Dr. Jay Saves Soccer

Let me not be the last I never played the game North American pundit to step forward with some Golden Bull to save le foot from itself. Shoot, five billion people aren’t necessarily always right.

The Jim Rome Show normally saves its most juvenile smack for ridiculing the game North America forgot. “How very soccer of you!” is Rome’s favourite word of dismissal for any example of mob violence, shameless fakery or terminal dullness in sport. But the sportswriter John Feinstein was a guest host on the Rome radio show this week, and he actually has some intelligent regard for the game without being blindly attached to its traditions. He had a couple of interesting suggestions to make if FIFA ever decided it wanted to appeal more to North American audiences.

First, he said, eliminate the offside rule entirely. Or, follow the dearly departed NASL with its 35 yard lines that marked attacking zones within which offsides are allowed. Second, whatever you do, Feinstein argued, you can not decide a championship-calibre soccer match with something other than soccer. (You don’t decide a baseball series with a home run derby, or the Super Bowl with a field-goal competition. And now the Bus. Jerome Bettis once kicked a field goal in junior high, and now he’s doing it for all the marbles…) Feinstein was a bit vague on how you’d solve the Game Without End phenomenon, except to suggest that teams knowing they have to score to win will, well, try to score. There’s some truth to that.

Dona and Paul and I watched the 3rd place game, Germany/Portugal, together. I pay occasional attention to international soccer news, but almost never watch anything in between World Cups. What a pleasure to watch with these guys – one from Haiti, one from Togo – who know and love the game so well. (Good practice pour mon français, aussi!). Starting at halftime, I tried out Mr. Feinstein’s ideas, and a few of my own. No offside? My buddies just grinned. Silly idea. (The game would get all stretched out of shape, the beautiful buildup would dissolve into full-pitch dump ‘n’ chase; hockey with no icing, only worse. I could see that.) But what about no offside once a team has crossed midfield? They still weren’t too keen on the idea, though the 35 yard “freedom zone” seemed to intrigue Dona, at least briefly. Hey, would a 4-3 game be so bad?

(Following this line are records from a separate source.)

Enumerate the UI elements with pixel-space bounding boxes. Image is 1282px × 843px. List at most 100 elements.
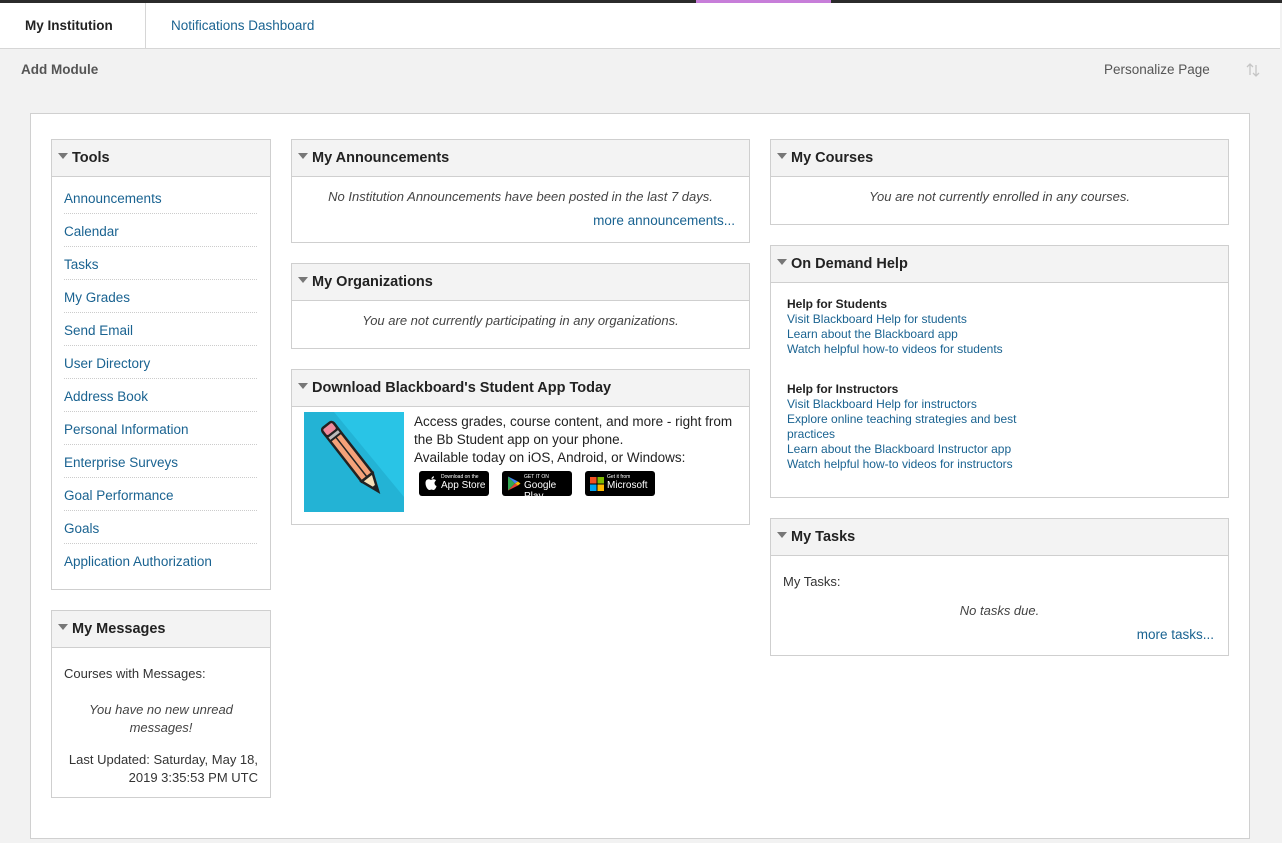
messages-last-updated: Last Updated: Saturday, May 18, 2019 3:3… <box>60 751 258 787</box>
app-line3: Available today on iOS, Android, or Wind… <box>414 450 686 465</box>
google-play-big-text: Google Play <box>524 480 557 502</box>
collapse-triangle-icon[interactable] <box>58 624 68 630</box>
collapse-triangle-icon[interactable] <box>298 153 308 159</box>
tool-link-user-directory[interactable]: User Directory <box>64 356 150 371</box>
tools-title: Tools <box>72 150 110 166</box>
tools-item: Enterprise Surveys <box>64 445 257 478</box>
help-instructors-link-strategies[interactable]: Explore online teaching strategies and b… <box>787 412 1016 427</box>
app-description: Access grades, course content, and more … <box>414 413 732 467</box>
collapse-triangle-icon[interactable] <box>777 259 787 265</box>
my-courses-title: My Courses <box>791 150 874 166</box>
app-store-badge[interactable]: Download on the App Store <box>419 471 489 496</box>
apple-icon <box>424 476 438 491</box>
messages-empty-text: You have no new unread messages! <box>89 702 233 735</box>
help-students-section: Help for Students Visit Blackboard Help … <box>771 297 1003 357</box>
collapse-triangle-icon[interactable] <box>777 153 787 159</box>
tools-module: Tools Announcements Calendar Tasks My Gr… <box>51 139 271 590</box>
collapse-triangle-icon[interactable] <box>298 277 308 283</box>
tool-link-goal-performance[interactable]: Goal Performance <box>64 488 174 503</box>
tools-item: Goals <box>64 511 257 544</box>
organizations-empty-text: You are not currently participating in a… <box>362 313 679 328</box>
collapse-triangle-icon[interactable] <box>777 532 787 538</box>
google-play-icon <box>507 476 521 491</box>
tab-bar: My Institution Notifications Dashboard <box>0 3 1280 49</box>
help-students-link-videos[interactable]: Watch helpful how-to videos for students <box>787 342 1003 357</box>
google-play-badge[interactable]: GET IT ON Google Play <box>502 471 572 502</box>
pencil-icon <box>304 412 404 512</box>
last-updated-line1: Last Updated: Saturday, May 18, <box>68 752 258 767</box>
tools-item: Announcements <box>64 181 257 214</box>
help-instructors-link-strategies-cont[interactable]: practices <box>787 427 1016 442</box>
on-demand-help-title: On Demand Help <box>791 256 908 272</box>
app-store-big-text: App Store <box>441 480 486 491</box>
announcements-empty-text: No Institution Announcements have been p… <box>328 189 713 204</box>
my-announcements-header: My Announcements <box>292 140 749 177</box>
download-app-title: Download Blackboard's Student App Today <box>312 380 612 396</box>
my-organizations-module: My Organizations You are not currently p… <box>291 263 750 349</box>
on-demand-help-module: On Demand Help Help for Students Visit B… <box>770 245 1229 498</box>
my-messages-header: My Messages <box>52 611 270 648</box>
help-students-link-help[interactable]: Visit Blackboard Help for students <box>787 312 1003 327</box>
collapse-triangle-icon[interactable] <box>58 153 68 159</box>
download-app-module: Download Blackboard's Student App Today … <box>291 369 750 525</box>
app-line2: the Bb Student app on your phone. <box>414 432 624 447</box>
tab-notifications-dashboard[interactable]: Notifications Dashboard <box>146 3 339 48</box>
my-courses-module: My Courses You are not currently enrolle… <box>770 139 1229 225</box>
tools-item: User Directory <box>64 346 257 379</box>
tools-item: Goal Performance <box>64 478 257 511</box>
tool-link-application-authorization[interactable]: Application Authorization <box>64 554 212 569</box>
my-tasks-title: My Tasks <box>791 529 856 545</box>
app-line1: Access grades, course content, and more … <box>414 414 733 429</box>
help-instructors-link-videos[interactable]: Watch helpful how-to videos for instruct… <box>787 457 1016 472</box>
my-messages-module: My Messages Courses with Messages: You h… <box>51 610 271 798</box>
my-messages-title: My Messages <box>72 621 166 637</box>
collapse-triangle-icon[interactable] <box>298 383 308 389</box>
tool-link-goals[interactable]: Goals <box>64 521 99 536</box>
sort-arrows-icon[interactable] <box>1246 62 1260 78</box>
my-courses-header: My Courses <box>771 140 1228 177</box>
more-tasks-link[interactable]: more tasks... <box>1137 627 1214 642</box>
help-instructors-link-help[interactable]: Visit Blackboard Help for instructors <box>787 397 1016 412</box>
help-instructors-link-app[interactable]: Learn about the Blackboard Instructor ap… <box>787 442 1016 457</box>
action-bar: Add Module Personalize Page <box>0 49 1282 91</box>
microsoft-badge[interactable]: Get it from Microsoft <box>585 471 655 496</box>
tools-item: Send Email <box>64 313 257 346</box>
tools-item: My Grades <box>64 280 257 313</box>
microsoft-icon <box>590 476 604 491</box>
tools-list: Announcements Calendar Tasks My Grades S… <box>52 177 270 577</box>
messages-label: Courses with Messages: <box>64 666 206 681</box>
my-organizations-header: My Organizations <box>292 264 749 301</box>
personalize-page-button[interactable]: Personalize Page <box>1104 62 1210 77</box>
microsoft-big-text: Microsoft <box>607 480 648 491</box>
tool-link-my-grades[interactable]: My Grades <box>64 290 130 305</box>
help-instructors-section: Help for Instructors Visit Blackboard He… <box>771 382 1016 472</box>
help-instructors-heading: Help for Instructors <box>787 382 899 396</box>
help-students-heading: Help for Students <box>787 297 888 311</box>
more-announcements-link[interactable]: more announcements... <box>593 213 735 228</box>
tools-item: Tasks <box>64 247 257 280</box>
tool-link-send-email[interactable]: Send Email <box>64 323 133 338</box>
tools-item: Calendar <box>64 214 257 247</box>
my-announcements-module: My Announcements No Institution Announce… <box>291 139 750 243</box>
tools-module-header: Tools <box>52 140 270 177</box>
help-students-link-app[interactable]: Learn about the Blackboard app <box>787 327 1003 342</box>
tool-link-personal-information[interactable]: Personal Information <box>64 422 189 437</box>
tool-link-enterprise-surveys[interactable]: Enterprise Surveys <box>64 455 178 470</box>
tool-link-address-book[interactable]: Address Book <box>64 389 148 404</box>
tool-link-calendar[interactable]: Calendar <box>64 224 119 239</box>
tools-item: Personal Information <box>64 412 257 445</box>
on-demand-help-header: On Demand Help <box>771 246 1228 283</box>
tools-item: Address Book <box>64 379 257 412</box>
my-tasks-header: My Tasks <box>771 519 1228 556</box>
tools-item: Application Authorization <box>64 544 257 577</box>
tasks-label: My Tasks: <box>783 574 841 589</box>
my-organizations-title: My Organizations <box>312 274 433 290</box>
tasks-empty-text: No tasks due. <box>959 603 1040 618</box>
tool-link-announcements[interactable]: Announcements <box>64 191 162 206</box>
my-announcements-title: My Announcements <box>312 150 450 166</box>
my-tasks-module: My Tasks My Tasks: No tasks due. more ta… <box>770 518 1229 656</box>
tool-link-tasks[interactable]: Tasks <box>64 257 99 272</box>
last-updated-line2: 2019 3:35:53 PM UTC <box>128 770 258 785</box>
tab-my-institution[interactable]: My Institution <box>0 3 146 48</box>
add-module-button[interactable]: Add Module <box>21 62 98 77</box>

No life and death by penalties? The guys had cautious agreement with the idea of deciding the game by playing the game, but how to do it? To my surprise, Paul and Dona were interested in hockey’s regular season (partial) solution, opening up the ice by going 4 on 4 for the overtime period; they also hesitantly admired the post-season “however long it takes” approach to deciding tied games. We kicked around the idea of removing a defender in extra time, the need for freer substitution, or at least a greater number of allowed changes. (By the way, how would you like to be Guy Number 23 on a World Cup squad, knowing that you’ll get 10 match minutes – if you’re lucky – in a month-long tournament?) But beyond all that, I also argued that the mentality of the game would change. If teams gotta score to win, then they’ll score. Or give up a goal in pressing to get one. Clearly, the Italians were content to go to penalties, even with their disappointing history in games decided by them. In a way, the penalty lottery ends up being an escape from risk, even though it is such a nervous affair.

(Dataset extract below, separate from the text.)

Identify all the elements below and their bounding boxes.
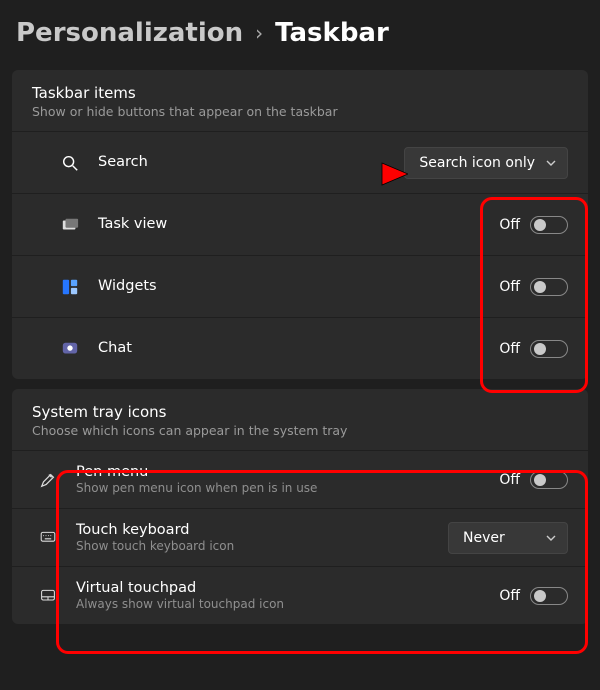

Hey, how about simulation scoring? You know, if a guy’s going to dive, he should be scored by the judges. I’m like a lot of North American sports fans in finding the “simulation” of fouls and injuries bloody disgusting. If FIFA goes to two on-field officials, maybe that will help, but so would a video replay panel. Not during the match, mind you. The flow that FIFA maintains by refusing to allow commercial timeouts is a marvellous blessing. (I’m a basketball guy, but the TV timeouts, in addition to the strategic ones teams are allowed, makes the pace especially of pro ball infuriating.) Athletic matches complete in under two hours. WOW! How wonderful is that? No, here’s my plan: a team of judges watches match video, including replays. They count the number of times players are caught, as replays so regularly did, trying to draw a penalty by diving, writhing in badly-acted agony when there was NO CONTACT. Then the scores are made public. In yesterday’s match, Germany’s Michael Ballack received a mark of 3 from the simulation judges. Portugal’s Cristiano Ronaldo still holds the single-game high, with 7 certified dives. I suggest that 2 dives in any match equals an automatic retroactive yellow card. Or a scarlet letter on the match jersey. ‘D’ for ‘dishonour’, ‘S’ for ‘shame’, ‘W’ for ‘wuss’. I’m not particular.

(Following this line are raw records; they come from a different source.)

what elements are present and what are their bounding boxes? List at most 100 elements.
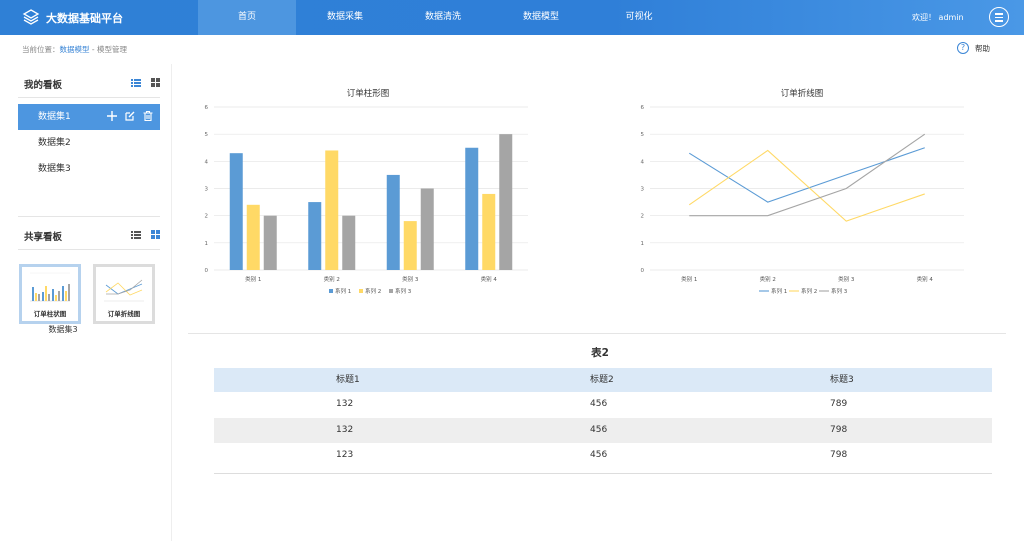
grid-view-icon[interactable] [151, 230, 160, 239]
y-tick-label: 4 [641, 159, 645, 165]
delete-icon[interactable] [142, 110, 154, 122]
y-tick-label: 0 [205, 268, 209, 274]
edit-icon[interactable] [124, 110, 136, 122]
list-view-icon[interactable] [131, 231, 141, 239]
welcome-user[interactable]: 欢迎！ admin [912, 12, 964, 23]
nav-data-cleaning[interactable]: 数据清洗 [394, 0, 492, 35]
top-bar: 大数据基础平台 首页 数据采集 数据清洗 数据模型 可视化 欢迎！ admin [0, 0, 1024, 35]
y-tick-label: 4 [205, 159, 209, 165]
table-header-row: 标题1 标题2 标题3 [214, 368, 992, 392]
add-icon[interactable] [106, 110, 118, 122]
legend-label: 系列 3 [831, 287, 848, 295]
bar [229, 153, 243, 270]
dataset-item-1[interactable]: 数据集1 [18, 104, 160, 130]
table-header-cell: 标题1 [336, 375, 360, 385]
table-cell: 132 [336, 424, 354, 435]
divider [18, 249, 160, 250]
table-cell: 123 [336, 450, 354, 460]
help-icon: ? [957, 42, 969, 54]
line-chart-thumbnail-icon [104, 279, 144, 302]
app-title: 大数据基础平台 [46, 12, 123, 25]
dataset-label: 数据集1 [38, 112, 71, 122]
table-cell: 456 [590, 399, 608, 409]
x-tick-label: 类别 2 [760, 275, 776, 283]
list-view-icon[interactable] [131, 79, 141, 87]
board-thumb-line[interactable]: 订单折线图 [93, 264, 155, 324]
y-tick-label: 3 [641, 187, 645, 193]
y-tick-label: 6 [205, 105, 209, 111]
x-tick-label: 类别 1 [245, 275, 261, 283]
bar [246, 204, 260, 270]
menu-icon[interactable] [989, 7, 1009, 27]
y-tick-label: 5 [641, 132, 645, 138]
table-bottom-border [214, 473, 992, 474]
breadcrumb-current: 模型管理 [96, 45, 127, 54]
thumb-label: 订单折线图 [107, 310, 141, 318]
y-tick-label: 1 [641, 241, 645, 247]
bar [325, 150, 339, 270]
dataset-item-2[interactable]: 数据集2 [18, 130, 160, 156]
line-chart: 0 1 2 3 4 5 6 类别 1 类别 2 类别 3 类别 4 系列 1 系列 2 系列 3 [641, 105, 964, 295]
breadcrumb-prefix: 当前位置： [22, 45, 60, 54]
dataset-actions [106, 110, 154, 122]
table-cell: 789 [830, 399, 848, 409]
table-cell: 132 [336, 399, 354, 409]
y-tick-label: 0 [641, 268, 645, 274]
layers-logo-icon [22, 9, 40, 25]
divider [18, 97, 160, 98]
legend-label: 系列 1 [335, 287, 351, 295]
legend-label: 系列 2 [365, 287, 381, 295]
help-button[interactable]: ? 帮助 [957, 42, 990, 54]
y-tick-label: 5 [205, 132, 209, 138]
dataset-label: 数据集3 [38, 164, 71, 174]
line-chart-title: 订单折线图 [780, 89, 824, 99]
table-header-cell: 标题3 [830, 375, 854, 385]
x-tick-label: 类别 3 [838, 275, 855, 283]
table-cell: 456 [590, 450, 608, 460]
table-row: 132 456 789 [214, 392, 992, 418]
bar [263, 215, 277, 270]
help-label: 帮助 [975, 43, 990, 53]
legend-swatch [389, 289, 393, 293]
nav-home[interactable]: 首页 [198, 0, 296, 35]
bar [386, 174, 400, 270]
bar-chart-thumbnail-icon [30, 272, 70, 302]
x-tick-label: 类别 2 [324, 275, 340, 283]
x-tick-label: 类别 4 [917, 275, 934, 283]
bar [308, 202, 322, 270]
table-title: 表2 [591, 347, 609, 359]
legend-label: 系列 3 [395, 287, 412, 295]
table-cell: 798 [830, 424, 848, 435]
bar [403, 221, 417, 270]
breadcrumb-link[interactable]: 数据模型 [60, 45, 90, 54]
bar [499, 134, 513, 270]
breadcrumb: 当前位置：数据模型 - 模型管理 [22, 44, 127, 55]
table-row: 123 456 798 [214, 443, 992, 469]
board-thumb-bar[interactable]: 订单柱状图 [19, 264, 81, 324]
breadcrumb-sep: - [89, 45, 97, 54]
y-tick-label: 1 [205, 241, 209, 247]
legend-label: 系列 2 [801, 287, 817, 295]
series-line [688, 147, 925, 203]
nav-data-collection[interactable]: 数据采集 [296, 0, 394, 35]
y-tick-label: 6 [641, 105, 645, 111]
section-divider [188, 333, 1006, 334]
nav-visualization[interactable]: 可视化 [590, 0, 688, 35]
legend-swatch [359, 289, 363, 293]
dataset-item-3[interactable]: 数据集3 [18, 156, 160, 182]
x-tick-label: 类别 1 [681, 275, 697, 283]
table-cell: 798 [830, 450, 848, 460]
x-tick-label: 类别 3 [402, 275, 419, 283]
main-nav: 首页 数据采集 数据清洗 数据模型 可视化 [198, 0, 688, 35]
table-row: 132 456 798 [214, 417, 992, 443]
grid-view-icon[interactable] [151, 78, 160, 87]
legend-swatch [329, 289, 333, 293]
divider [18, 216, 160, 217]
x-tick-label: 类别 4 [481, 275, 498, 283]
y-tick-label: 3 [205, 187, 209, 193]
nav-data-model[interactable]: 数据模型 [492, 0, 590, 35]
table-header-cell: 标题2 [590, 375, 614, 385]
bar-chart: 0 1 2 3 4 5 6 类别 1 类别 2 类别 3 类别 4 系列 1 系列 2 系列 3 [205, 105, 528, 295]
legend-label: 系列 1 [771, 287, 787, 295]
bar [342, 215, 356, 270]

In contrast to the worst of the football world’s fakery, all respect to Thierry Henry, star striker of the French side. He plays through fouls, still trying to score. “He never dives,” Dona told me during the championship game today. Alongside his strong anti-racism efforts, here was the Man of the Hour for me. And here, Fédération Internationale de Football Association and soccer lovers everywhere, are one Canucklehead’s prescriptions for what ails your sport. There’s so much right with the beautiful game – its simplicity, its universality, its accessibility to the poor, the often-genuine sense of fair play that is such a contrast to the blot of diving – that I can’t help throwing my suggestions your way. (You’re welcome!)